Na separação face ao ciclo da vida, no dia a dia contemporâneo sobra agora apenas uma amálgama temporal de dias, sempre repetitivos, mecânicos, inexpressivos, em tudo iguais, vazios de conteúdo ou especial significado que não um ganho material, uma conquista vã, quiçá uma superação face ao vizinho com quem, ao invés de um mundo partilhado, apenas se concorre - seja pela promoção, seja pelo lugar de estacionamento à porta de casa.

Na queda do Divino sobrou-nos a mesquinhez materialista  do trivial. Mas não só. Porque o medo, esse medo primordial derivado da perene caducidade humana, não desapareceu, apenas se escondeu. E é esse medo agora que aparece junto com o COVID - a peste, a doença, o caos derivado da falta de controlo, a morte, pior: o sofrimento.

Antes, o COVID seria encarado com a naturalidade da vida agreste, difícil, a que o mundo nos condena. Mas hoje, na sociedade pós-moderna, o COVID representa um sobressalto não contemplado. O desconhecido incontrolável, pois claro. Pior, um caos associado a um sofrimento atroz: agonia, asfixia, sufocação, pulmões inundados, o Inferno, o calvário.

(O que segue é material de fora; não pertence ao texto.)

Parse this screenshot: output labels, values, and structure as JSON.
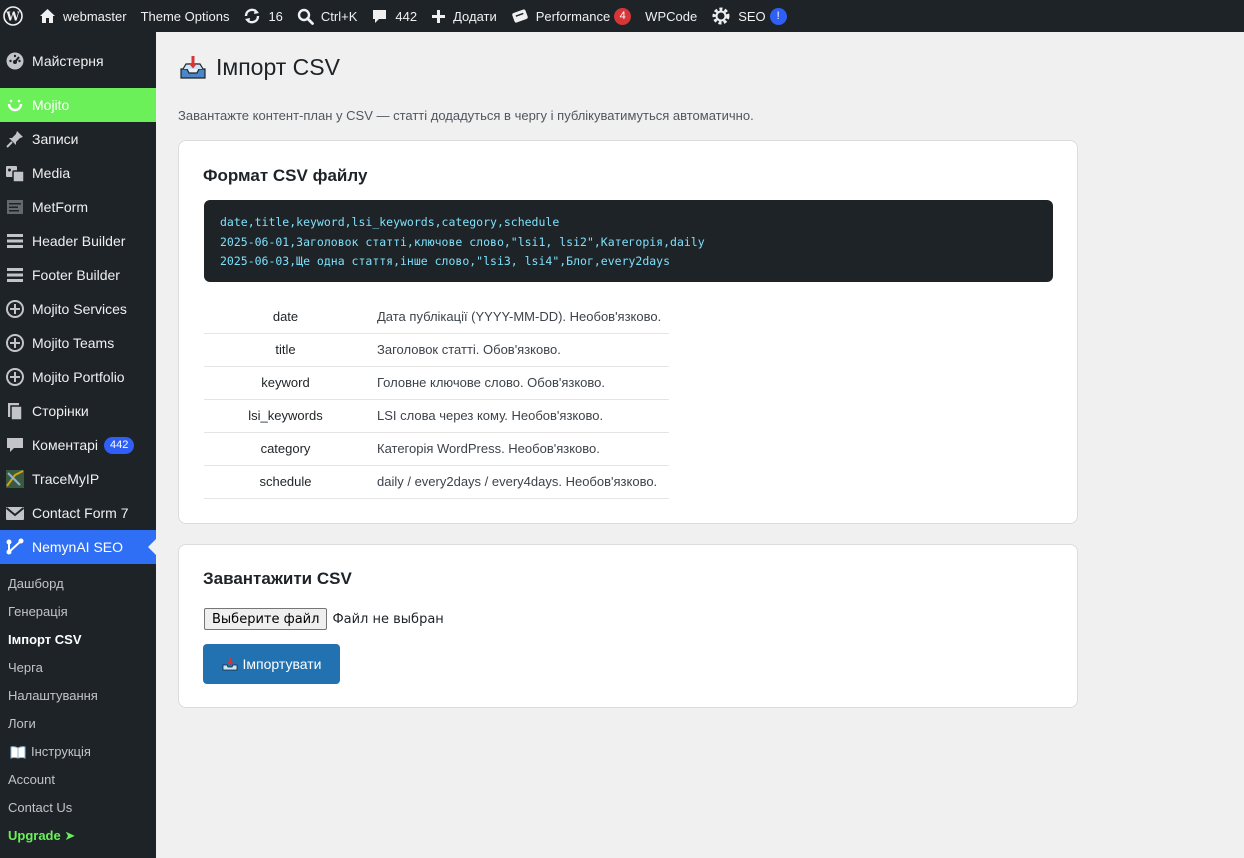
{
  "admin_bar": {
    "site_name": "webmaster",
    "theme_options": "Theme Options",
    "updates_count": "16",
    "search_shortcut": "Ctrl+K",
    "comments_count": "442",
    "add_new": "Додати",
    "performance": "Performance",
    "performance_badge": "4",
    "wpcode": "WPCode",
    "seo": "SEO",
    "seo_badge": "!"
  },
  "sidebar": {
    "items": [
      {
        "label": "Майстерня",
        "icon": "dashboard-icon"
      },
      {
        "label": "Mojito",
        "icon": "mojito-smile-icon"
      },
      {
        "label": "Записи",
        "icon": "pin-icon"
      },
      {
        "label": "Media",
        "icon": "media-icon"
      },
      {
        "label": "MetForm",
        "icon": "form-icon"
      },
      {
        "label": "Header Builder",
        "icon": "builder-icon"
      },
      {
        "label": "Footer Builder",
        "icon": "builder-icon"
      },
      {
        "label": "Mojito Services",
        "icon": "plus-circle-icon"
      },
      {
        "label": "Mojito Teams",
        "icon": "plus-circle-icon"
      },
      {
        "label": "Mojito Portfolio",
        "icon": "plus-circle-icon"
      },
      {
        "label": "Сторінки",
        "icon": "pages-icon"
      },
      {
        "label": "Коментарі",
        "icon": "comment-icon",
        "badge": "442"
      },
      {
        "label": "TraceMyIP",
        "icon": "tracemyip-icon"
      },
      {
        "label": "Contact Form 7",
        "icon": "mail-icon"
      },
      {
        "label": "NemynAI SEO",
        "icon": "nemynai-icon"
      }
    ],
    "submenu": [
      "Дашборд",
      "Генерація",
      "Імпорт CSV",
      "Черга",
      "Налаштування",
      "Логи",
      "Інструкція",
      "Account",
      "Contact Us",
      "Upgrade ➤"
    ]
  },
  "page": {
    "title": "Імпорт CSV",
    "description": "Завантажте контент-план у CSV — статті додадуться в чергу і публікуватимуться автоматично."
  },
  "format_card": {
    "title": "Формат CSV файлу",
    "code_lines": [
      "date,title,keyword,lsi_keywords,category,schedule",
      "2025-06-01,Заголовок статті,ключове слово,\"lsi1, lsi2\",Категорія,daily",
      "2025-06-03,Ще одна стаття,інше слово,\"lsi3, lsi4\",Блог,every2days"
    ],
    "fields": [
      {
        "name": "date",
        "desc": "Дата публікації (YYYY-MM-DD). Необов'язково."
      },
      {
        "name": "title",
        "desc": "Заголовок статті. Обов'язково."
      },
      {
        "name": "keyword",
        "desc": "Головне ключове слово. Обов'язково."
      },
      {
        "name": "lsi_keywords",
        "desc": "LSI слова через кому. Необов'язково."
      },
      {
        "name": "category",
        "desc": "Категорія WordPress. Необов'язково."
      },
      {
        "name": "schedule",
        "desc": "daily / every2days / every4days. Необов'язково."
      }
    ]
  },
  "upload_card": {
    "title": "Завантажити CSV",
    "file_button": "Выберите файл",
    "file_status": "Файл не выбран",
    "import_button": "Імпортувати"
  },
  "colors": {
    "adminbar_bg": "#1d2327",
    "mojito_green": "#6bf05a",
    "current_blue": "#2f6ff5",
    "primary_button": "#2271b1",
    "code_text": "#7ee0fb"
  }
}
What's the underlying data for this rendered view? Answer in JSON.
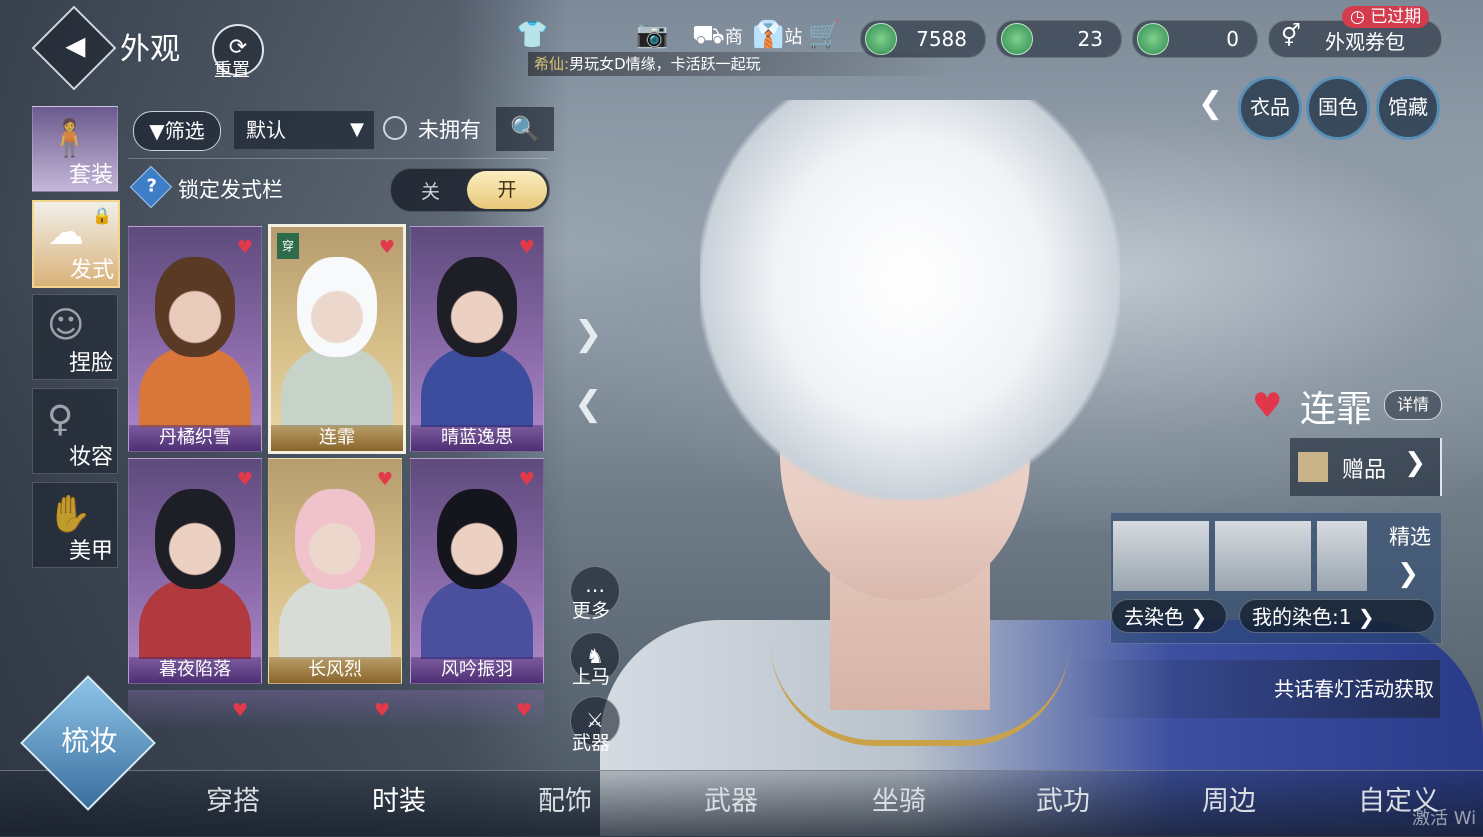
{
  "header": {
    "title": "外观",
    "reset_label": "重置",
    "shop_label": "商",
    "station_label": "站",
    "ticker_name": "希仙:",
    "ticker_text": "男玩女D情缘，卡活跃一起玩"
  },
  "currencies": [
    {
      "value": "7588"
    },
    {
      "value": "23"
    },
    {
      "value": "0"
    }
  ],
  "coupon": {
    "label": "外观券包",
    "badge": "已过期"
  },
  "right_tabs": [
    "衣品",
    "国色",
    "馆藏"
  ],
  "categories": [
    {
      "label": "套装"
    },
    {
      "label": "发式"
    },
    {
      "label": "捏脸"
    },
    {
      "label": "妆容"
    },
    {
      "label": "美甲"
    }
  ],
  "filter": {
    "filter_label": "筛选",
    "sort_value": "默认",
    "unowned_label": "未拥有",
    "lock_label": "锁定发式栏",
    "toggle_off": "关",
    "toggle_on": "开",
    "help": "?"
  },
  "cards": [
    {
      "name": "丹橘织雪",
      "theme": "purple"
    },
    {
      "name": "连霏",
      "theme": "gold",
      "selected": true,
      "tag": "穿"
    },
    {
      "name": "晴蓝逸思",
      "theme": "purple"
    },
    {
      "name": "暮夜陷落",
      "theme": "purple"
    },
    {
      "name": "长风烈",
      "theme": "gold"
    },
    {
      "name": "风吟振羽",
      "theme": "purple"
    }
  ],
  "actions": {
    "more": "更多",
    "mount": "上马",
    "weapon": "武器"
  },
  "item": {
    "name": "连霏",
    "detail": "详情",
    "gift": "赠品",
    "featured": "精选",
    "remove_dye": "去染色",
    "my_dye": "我的染色:1",
    "source": "共话春灯活动获取"
  },
  "makeup_button": "梳妆",
  "bottom_nav": [
    "穿搭",
    "时装",
    "配饰",
    "武器",
    "坐骑",
    "武功",
    "周边",
    "自定义"
  ],
  "watermark": "激活 Wi",
  "colors": {
    "accent_gold": "#e8c877",
    "heart": "#e23a4b",
    "badge_red": "#d23c4c"
  }
}
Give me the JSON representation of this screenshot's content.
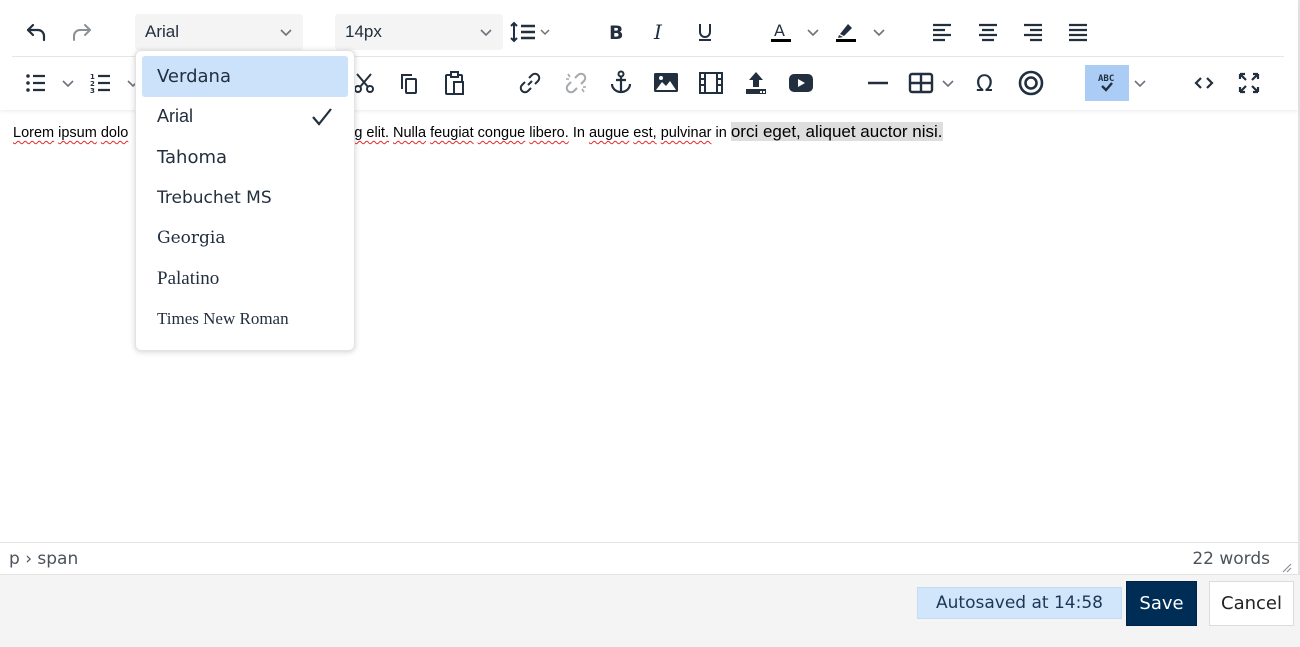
{
  "toolbar": {
    "font_family_value": "Arial",
    "font_size_value": "14px",
    "row1_icons": [
      "undo-icon",
      "redo-icon",
      "line-height-icon",
      "bold-icon",
      "italic-icon",
      "underline-icon",
      "text-color-icon",
      "highlight-color-icon",
      "align-left-icon",
      "align-center-icon",
      "align-right-icon",
      "justify-icon"
    ],
    "row2_icons": [
      "bullet-list-icon",
      "numbered-list-icon",
      "cut-icon",
      "copy-icon",
      "paste-icon",
      "link-icon",
      "unlink-icon",
      "anchor-icon",
      "image-icon",
      "media-icon",
      "upload-icon",
      "youtube-icon",
      "horizontal-line-icon",
      "table-icon",
      "special-character-icon",
      "accessibility-icon",
      "spellcheck-icon",
      "source-code-icon",
      "fullscreen-icon"
    ],
    "spellcheck_active": true
  },
  "font_dropdown": {
    "items": [
      {
        "label": "Verdana",
        "highlighted": true,
        "selected": false
      },
      {
        "label": "Arial",
        "highlighted": false,
        "selected": true
      },
      {
        "label": "Tahoma",
        "highlighted": false,
        "selected": false
      },
      {
        "label": "Trebuchet MS",
        "highlighted": false,
        "selected": false
      },
      {
        "label": "Georgia",
        "highlighted": false,
        "selected": false
      },
      {
        "label": "Palatino",
        "highlighted": false,
        "selected": false
      },
      {
        "label": "Times New Roman",
        "highlighted": false,
        "selected": false
      }
    ]
  },
  "content": {
    "w1": "Lorem",
    "w2": "ipsum",
    "w3": "dolo",
    "w4": "g elit.",
    "w5": "Nulla",
    "w6": "feugiat",
    "w7": "congue",
    "w8": "libero.",
    "w9": "In",
    "w10": "augue",
    "w11": "est,",
    "w12": "pulvinar",
    "w13": "in",
    "highlighted": "orci eget, aliquet auctor nisi."
  },
  "statusbar": {
    "path": "p › span",
    "word_count": "22 words"
  },
  "footer": {
    "autosave": "Autosaved at 14:58",
    "save_label": "Save",
    "cancel_label": "Cancel"
  },
  "colors": {
    "primary": "#002d56",
    "autosave_bg": "#d1e6fa",
    "dropdown_highlight": "#cce2fa",
    "spellcheck_active": "#abcdf5",
    "icon": "#222f3e"
  }
}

Subitamente, os centros comerciais fecharam, a climatização afinal até transporta a peçonha, e o medo revelou-se com a súbita necessidade do Homem em quarentena ter que enfrentar o espelho e nele reconhecer a sua própria debilidade. Hoje, sozinhos, isolados e quarentinados, ao experimentar a angústia que o medo nos imprime talvez seja bom lembrar que outros tempos houve em que estávamos melhor preparados para enfrentar o medo. Não estávamos sós no mundo, não estávamos largados sem sentido nem isolados numa bolha de pretensa segurança à espera do espigão que a furasse. O espigão é hoje o COVID. Amanhã será outro porque a vida, e o mundo, não param nem dependem de nós.

Por isso, antes de deitarmos fora o nosso último resquício de liberdade em nome de uma pretensa segurança prometida pelo colectivo estatal, convém lembrarmos que contra o medo a solução não é nem nunca poderá ser uma maior separação e isolamento face ao mundo. No final desse caminho que nos vendem como salvação apenas se encontra a solidão e o desespero próprios dos prisioneiros - mesmo que voluntários -, uma solidão e um desespero ainda maiores do que aqueles que vivemos hoje.

Contra o medo só há uma solução: a coragem.